= Celestri =

The Celestri Multimedia LEO System was a planned Low Earth orbit (LEO) satellite constellation, which was intended to offer global, low-latency broadband Internet services via Ka-band radio links. It was planned by Motorola circa 1997-1998 as one of the earliest "Internet in the sky" constellations, and as a successor to the company's Iridium satellite constellation, but never built or launched.

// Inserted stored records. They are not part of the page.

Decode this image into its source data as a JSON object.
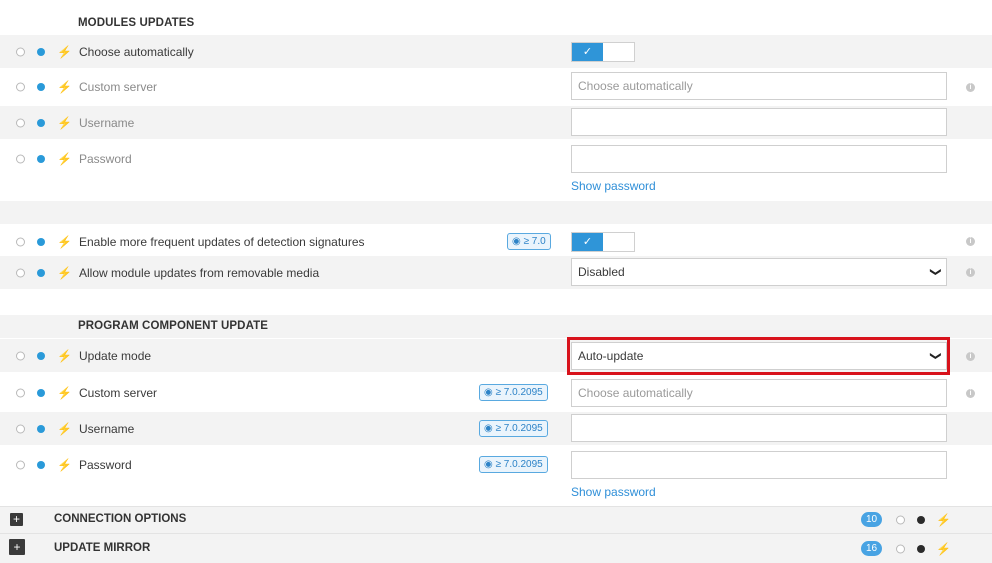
{
  "modules": {
    "section_title": "MODULES UPDATES",
    "choose_auto_label": "Choose automatically",
    "custom_server_label": "Custom server",
    "custom_server_placeholder": "Choose automatically",
    "username_label": "Username",
    "password_label": "Password",
    "show_password": "Show password",
    "frequent_updates_label": "Enable more frequent updates of detection signatures",
    "frequent_updates_badge": "≥ 7.0",
    "removable_media_label": "Allow module updates from removable media",
    "removable_media_value": "Disabled"
  },
  "program": {
    "section_title": "PROGRAM COMPONENT UPDATE",
    "update_mode_label": "Update mode",
    "update_mode_value": "Auto-update",
    "custom_server_label": "Custom server",
    "custom_server_placeholder": "Choose automatically",
    "username_label": "Username",
    "password_label": "Password",
    "version_badge": "≥ 7.0.2095",
    "show_password": "Show password"
  },
  "collapsed": {
    "connection_options": "CONNECTION OPTIONS",
    "connection_count": "10",
    "update_mirror": "UPDATE MIRROR",
    "mirror_count": "16"
  },
  "glyphs": {
    "check": "✓",
    "arrow": "❯",
    "bolt": "⚡",
    "info": "i",
    "plus": "+"
  },
  "colors": {
    "accent": "#2f95d8",
    "highlight": "#d8121b"
  }
}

The Celestri constellation was envisioned to consist of 63 operational satellites in 7 orbital planes, inclined at 48° with respect to the Equator, plus up to 7 in-orbit spares. Satellites in each plane would follow circular orbits at an altitude of 1400 kilometers. Each satellite was envisioned to contain all hardware and software needed to route traffic throughout the network, including Earth-to-space in the 28.6-29.1 GHz and 29.5-30.0 GHz bands, space-to Earth in the 18.8-19.3 GHz and 19.7-20.2 GHz bands, and space-to-space connections via optical inter-satellite links. Satellites were expected to employ phased array antennas supporting 432 uplink beams and 260 downlink beams per satellite, provided by Raytheon, to communicate with Celestri ground stations, which would have equivalent antenna aperture sizes from 0.3 to 1 meter to support communications at rates from 2.048 to 155.52 Mbps.

Celestri's anticipated cost was $12.9 billion. In May 1998, Motorola announced that it was dropping its plans for the Celestri system, and instead would invest $750 million in the rival Teledesic constellation. The combined project was ultimately abandoned in 2003.